Danielle Mahones currently serves as Director of the Leadership Development Program at The University of California, Berkeley Labor Center. She is a skilled facilitator and trainer and has 20 years of experience in social justice movement work. For nine years, Ms. Mahones served as the executive director of the Center for Third World Organizing (CTWO), a 501(c)(3) racial justice organization dedicated to building a social justice movement led by people of color. As executive director, she still kept her hand in direct program work by facilitating Spanish-language organizing trainings, providing strategic and organizational consultations to key allies, developing curricula for The University of California, Berkeley Labor Center’s California Lead Organizer Institute, and co-founding new programs such as the Black Organizing Project. Prior to this Ms. Mahones spent a decade working in the labor movement. She organized hotel workers with HERE Local 2850 and janitors with SEIU Local 1877, and directed new organizing and contract campaigns for Stanford hospital and university workers with SEIU Local 715 (now 521). She has worked as an independent consultant to community, labor, and philanthropic organizations, including The California Endowment’s East Oakland Building Healthy Communities initiative, the National Domestic Workers Alliance, the Latino Outreach Program of the League of Conservation Voters, the Ella Baker Center, and the Bay Area Black Workers Center. Ms. Mahones is a graduate of Wesleyan University.
Maurice is the Co-Executive Director of ACRE Institute, a 501(c)(3) organization. He works with community organizations and labor unions on campaigns to go on offense against Wall Street to beat back the destruction of communities of color. He was previously the Campaign Director of the ReFund America Project, a fiscally sponsored project of the Roosevelt Institute, a 501(c)(3) organization. He is a graduate of Swarthmore College.
As Executive Director of Hill-Snowdon Foundation, a 501(c)(3) private foundation, Mr. Williams lead the Foundation’s philanthropic and programmatic work, operations and partnerships within the community. Nat manages the Foundation’s Youth Organizing and Fund for DC programs, and is responsible for developing learning and leveraging opportunities in these program areas. In 2015, Mr. Williams took the lead on the Foundation’s newly launched Making Black Lives Matter Initiative, a three year grantmaking and strategic co-funding initiative. Mr. Williams’s funding experience has focused on community organizing and youth organizing, and his background includes research on the socio-political development of African American youth activists, social movements, social oppression and liberation psychology; tenant organizing and non-profit management consulting. He previously served on the board of the Funders’ Collaborative on Youth Organizing and the board of the Neighborhood Funders Group, a 501(c)(3) organization, and serves as co-chair of Grantmakers for Southern Progress, a network of local, regional and national funders committed to social justice in the US South. Nat’s prior philanthropic work in youth and community organizing includes positions as Program Officer for Youth Development at the Edward Hazen Foundation and Program Officer for the New York Foundation, both 501(c)(3) private foundations. Additionally, Nat has served as Assistant Professor of Black Studies for the State University of New York at New Paltz, Senior Program Associate for Community Resource Exchange in New York City, and Director of Organizing for the Urban Homesteading Assistance Board in New York City. Nat holds a B.A. in Psychology from Morehouse College, as well as a M.A. and Ph.D. in Community Psychology from New York University.
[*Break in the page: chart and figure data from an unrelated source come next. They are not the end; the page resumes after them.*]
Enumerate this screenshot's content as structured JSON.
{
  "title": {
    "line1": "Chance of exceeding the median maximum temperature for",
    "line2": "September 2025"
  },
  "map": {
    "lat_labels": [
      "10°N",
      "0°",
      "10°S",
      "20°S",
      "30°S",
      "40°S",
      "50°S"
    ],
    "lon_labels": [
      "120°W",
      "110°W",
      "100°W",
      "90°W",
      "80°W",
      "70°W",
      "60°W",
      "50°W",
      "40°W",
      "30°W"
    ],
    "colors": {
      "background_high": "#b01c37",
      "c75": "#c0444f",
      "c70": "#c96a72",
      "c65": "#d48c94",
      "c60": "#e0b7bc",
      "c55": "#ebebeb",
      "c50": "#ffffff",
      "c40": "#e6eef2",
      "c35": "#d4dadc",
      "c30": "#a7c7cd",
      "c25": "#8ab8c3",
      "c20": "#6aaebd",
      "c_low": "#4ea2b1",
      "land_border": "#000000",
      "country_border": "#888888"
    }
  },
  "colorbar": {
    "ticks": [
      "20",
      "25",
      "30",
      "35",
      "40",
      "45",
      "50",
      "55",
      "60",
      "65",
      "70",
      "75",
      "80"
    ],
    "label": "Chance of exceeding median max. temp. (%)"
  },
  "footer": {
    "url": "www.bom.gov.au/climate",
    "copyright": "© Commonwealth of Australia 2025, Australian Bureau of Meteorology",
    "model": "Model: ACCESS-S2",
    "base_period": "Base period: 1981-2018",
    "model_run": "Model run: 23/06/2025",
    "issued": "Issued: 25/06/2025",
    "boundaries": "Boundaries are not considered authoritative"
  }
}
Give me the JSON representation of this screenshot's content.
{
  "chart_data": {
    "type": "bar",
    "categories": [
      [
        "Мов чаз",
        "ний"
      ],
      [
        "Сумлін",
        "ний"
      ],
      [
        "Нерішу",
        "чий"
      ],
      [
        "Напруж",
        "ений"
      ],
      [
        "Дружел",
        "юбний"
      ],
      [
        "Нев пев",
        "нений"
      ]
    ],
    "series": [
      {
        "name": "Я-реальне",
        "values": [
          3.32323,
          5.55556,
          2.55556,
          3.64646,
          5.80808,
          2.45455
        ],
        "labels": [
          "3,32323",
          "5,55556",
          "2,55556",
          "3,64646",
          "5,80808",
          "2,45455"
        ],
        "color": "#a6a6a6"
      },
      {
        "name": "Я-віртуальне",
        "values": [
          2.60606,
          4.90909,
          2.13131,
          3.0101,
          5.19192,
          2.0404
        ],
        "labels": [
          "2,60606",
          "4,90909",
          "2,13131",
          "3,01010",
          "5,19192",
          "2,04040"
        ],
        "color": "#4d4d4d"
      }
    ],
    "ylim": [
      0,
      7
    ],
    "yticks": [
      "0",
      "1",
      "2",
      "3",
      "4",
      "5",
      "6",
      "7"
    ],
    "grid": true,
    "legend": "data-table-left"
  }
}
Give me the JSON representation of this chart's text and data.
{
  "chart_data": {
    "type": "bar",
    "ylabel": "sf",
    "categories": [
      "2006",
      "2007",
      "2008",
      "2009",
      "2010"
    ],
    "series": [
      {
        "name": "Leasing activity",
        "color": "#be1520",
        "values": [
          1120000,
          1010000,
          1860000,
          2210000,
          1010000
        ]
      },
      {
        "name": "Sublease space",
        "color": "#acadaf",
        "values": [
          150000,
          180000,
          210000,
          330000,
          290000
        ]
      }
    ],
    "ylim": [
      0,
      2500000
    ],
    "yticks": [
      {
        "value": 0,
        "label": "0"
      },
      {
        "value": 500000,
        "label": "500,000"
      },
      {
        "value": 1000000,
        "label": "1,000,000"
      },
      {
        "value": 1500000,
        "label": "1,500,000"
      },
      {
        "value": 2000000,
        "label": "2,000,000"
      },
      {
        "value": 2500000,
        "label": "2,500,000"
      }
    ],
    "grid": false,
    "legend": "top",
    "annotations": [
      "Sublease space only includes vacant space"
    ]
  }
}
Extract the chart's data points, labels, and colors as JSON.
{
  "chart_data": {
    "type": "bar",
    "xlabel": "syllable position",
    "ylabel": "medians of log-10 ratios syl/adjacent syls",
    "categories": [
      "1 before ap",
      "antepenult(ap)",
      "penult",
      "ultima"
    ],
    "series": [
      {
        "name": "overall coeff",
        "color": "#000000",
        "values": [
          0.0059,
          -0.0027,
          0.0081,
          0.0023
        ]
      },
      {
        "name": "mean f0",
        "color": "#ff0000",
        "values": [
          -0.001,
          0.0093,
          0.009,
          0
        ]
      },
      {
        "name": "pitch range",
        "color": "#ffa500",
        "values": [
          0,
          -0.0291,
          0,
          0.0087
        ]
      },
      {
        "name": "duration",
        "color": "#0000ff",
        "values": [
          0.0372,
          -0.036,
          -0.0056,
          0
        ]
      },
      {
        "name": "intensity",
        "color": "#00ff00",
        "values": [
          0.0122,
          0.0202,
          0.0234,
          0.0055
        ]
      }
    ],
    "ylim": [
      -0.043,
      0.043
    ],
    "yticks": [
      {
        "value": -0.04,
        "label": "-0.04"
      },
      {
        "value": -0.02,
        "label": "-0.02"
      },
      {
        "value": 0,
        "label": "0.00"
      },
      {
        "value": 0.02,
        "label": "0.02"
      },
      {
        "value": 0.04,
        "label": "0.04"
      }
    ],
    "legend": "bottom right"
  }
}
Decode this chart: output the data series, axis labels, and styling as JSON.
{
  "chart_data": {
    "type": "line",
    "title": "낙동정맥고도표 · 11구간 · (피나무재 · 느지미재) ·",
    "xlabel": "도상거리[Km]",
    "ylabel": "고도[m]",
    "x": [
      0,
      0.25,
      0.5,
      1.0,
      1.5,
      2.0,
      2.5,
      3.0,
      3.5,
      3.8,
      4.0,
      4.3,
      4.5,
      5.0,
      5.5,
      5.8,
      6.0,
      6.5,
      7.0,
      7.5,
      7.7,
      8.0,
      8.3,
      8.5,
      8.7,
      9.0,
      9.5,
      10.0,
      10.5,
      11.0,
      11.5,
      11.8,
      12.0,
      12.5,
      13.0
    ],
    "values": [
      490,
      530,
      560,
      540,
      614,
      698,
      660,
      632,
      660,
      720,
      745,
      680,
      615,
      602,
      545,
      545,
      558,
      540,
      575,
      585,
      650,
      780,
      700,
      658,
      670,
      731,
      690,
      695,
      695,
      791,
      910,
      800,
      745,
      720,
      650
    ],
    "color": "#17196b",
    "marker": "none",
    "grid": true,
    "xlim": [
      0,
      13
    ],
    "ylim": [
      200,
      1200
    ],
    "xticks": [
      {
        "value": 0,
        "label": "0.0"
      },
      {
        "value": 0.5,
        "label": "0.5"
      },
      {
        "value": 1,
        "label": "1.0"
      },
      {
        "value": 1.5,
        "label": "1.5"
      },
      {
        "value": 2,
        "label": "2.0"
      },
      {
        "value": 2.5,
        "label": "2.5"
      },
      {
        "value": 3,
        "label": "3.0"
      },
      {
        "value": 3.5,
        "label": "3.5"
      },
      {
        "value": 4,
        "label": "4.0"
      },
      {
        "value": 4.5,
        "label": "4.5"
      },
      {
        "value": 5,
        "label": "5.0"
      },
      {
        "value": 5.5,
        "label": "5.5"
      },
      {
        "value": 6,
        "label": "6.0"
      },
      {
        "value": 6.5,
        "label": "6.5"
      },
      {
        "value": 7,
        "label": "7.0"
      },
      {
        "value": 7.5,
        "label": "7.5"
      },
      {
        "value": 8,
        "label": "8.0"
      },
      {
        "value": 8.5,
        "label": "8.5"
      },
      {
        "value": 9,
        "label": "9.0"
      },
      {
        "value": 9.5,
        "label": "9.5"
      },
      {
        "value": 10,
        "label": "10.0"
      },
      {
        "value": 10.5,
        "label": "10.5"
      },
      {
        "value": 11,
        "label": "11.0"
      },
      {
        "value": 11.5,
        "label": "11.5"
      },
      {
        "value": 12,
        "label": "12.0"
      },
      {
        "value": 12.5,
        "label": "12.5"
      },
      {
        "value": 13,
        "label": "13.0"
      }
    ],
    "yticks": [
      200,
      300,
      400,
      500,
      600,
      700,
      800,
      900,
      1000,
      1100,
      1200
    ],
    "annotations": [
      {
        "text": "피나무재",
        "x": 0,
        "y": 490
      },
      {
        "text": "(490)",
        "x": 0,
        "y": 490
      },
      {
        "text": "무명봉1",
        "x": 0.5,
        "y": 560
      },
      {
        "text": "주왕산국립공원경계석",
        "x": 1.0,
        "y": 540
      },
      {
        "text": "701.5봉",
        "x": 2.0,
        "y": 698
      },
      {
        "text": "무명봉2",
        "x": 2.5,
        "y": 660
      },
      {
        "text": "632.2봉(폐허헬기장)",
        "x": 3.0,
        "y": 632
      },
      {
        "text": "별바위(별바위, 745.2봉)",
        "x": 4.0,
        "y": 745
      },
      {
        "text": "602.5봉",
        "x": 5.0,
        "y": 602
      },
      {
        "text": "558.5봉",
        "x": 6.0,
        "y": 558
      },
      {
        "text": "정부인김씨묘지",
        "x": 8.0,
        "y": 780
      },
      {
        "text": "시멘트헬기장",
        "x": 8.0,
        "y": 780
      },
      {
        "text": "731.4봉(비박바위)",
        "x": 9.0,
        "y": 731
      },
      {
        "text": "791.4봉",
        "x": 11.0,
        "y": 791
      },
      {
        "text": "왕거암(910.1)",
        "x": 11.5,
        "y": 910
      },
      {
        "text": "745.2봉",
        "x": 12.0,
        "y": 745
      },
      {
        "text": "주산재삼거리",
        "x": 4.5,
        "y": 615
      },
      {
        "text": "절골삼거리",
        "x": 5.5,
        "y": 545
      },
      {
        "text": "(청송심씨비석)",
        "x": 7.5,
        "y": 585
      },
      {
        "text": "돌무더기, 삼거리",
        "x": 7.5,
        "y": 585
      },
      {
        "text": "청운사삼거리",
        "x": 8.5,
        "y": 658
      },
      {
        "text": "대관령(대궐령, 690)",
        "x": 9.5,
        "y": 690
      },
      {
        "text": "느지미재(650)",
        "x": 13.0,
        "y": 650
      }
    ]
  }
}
Ingrid Benedict, executive director of the Daphne Foundation, has spent over a decade helping leaders and organizations reach new levels of capacity and efficacy. As a grantmaker, Ms. Benedict has overseen the programmatic and grantmaking activities of these multimillion-dollar funder collaboratives. In addition to working with the Daphne Foundation, Ingrid works with philanthropic and community-based organizations as an organizational development consultant and capacity builder, facilitator, and grantmaker. She is the co-founder of New York Blacks in Philanthropy and is on the board of the United We Dream Network, a 501(c)(3) organization, and the Solidaire Network, a project of the Proteus Fund, a 501(c)(3) organization. A first-generation immigrant from Nicaragua, Ms. Benedict’s family moved to California in the early 1980s where she began her work in social justice as a regional organizer against an anti-affirmative action ballot initiative – Proposition 209. She continued to work in the field of student and youth leadership and organizing, supporting the programmatic direction of Youth Together, School of Unity and Liberation (SOUL), and as the Director of the California Fund for Youth organizing.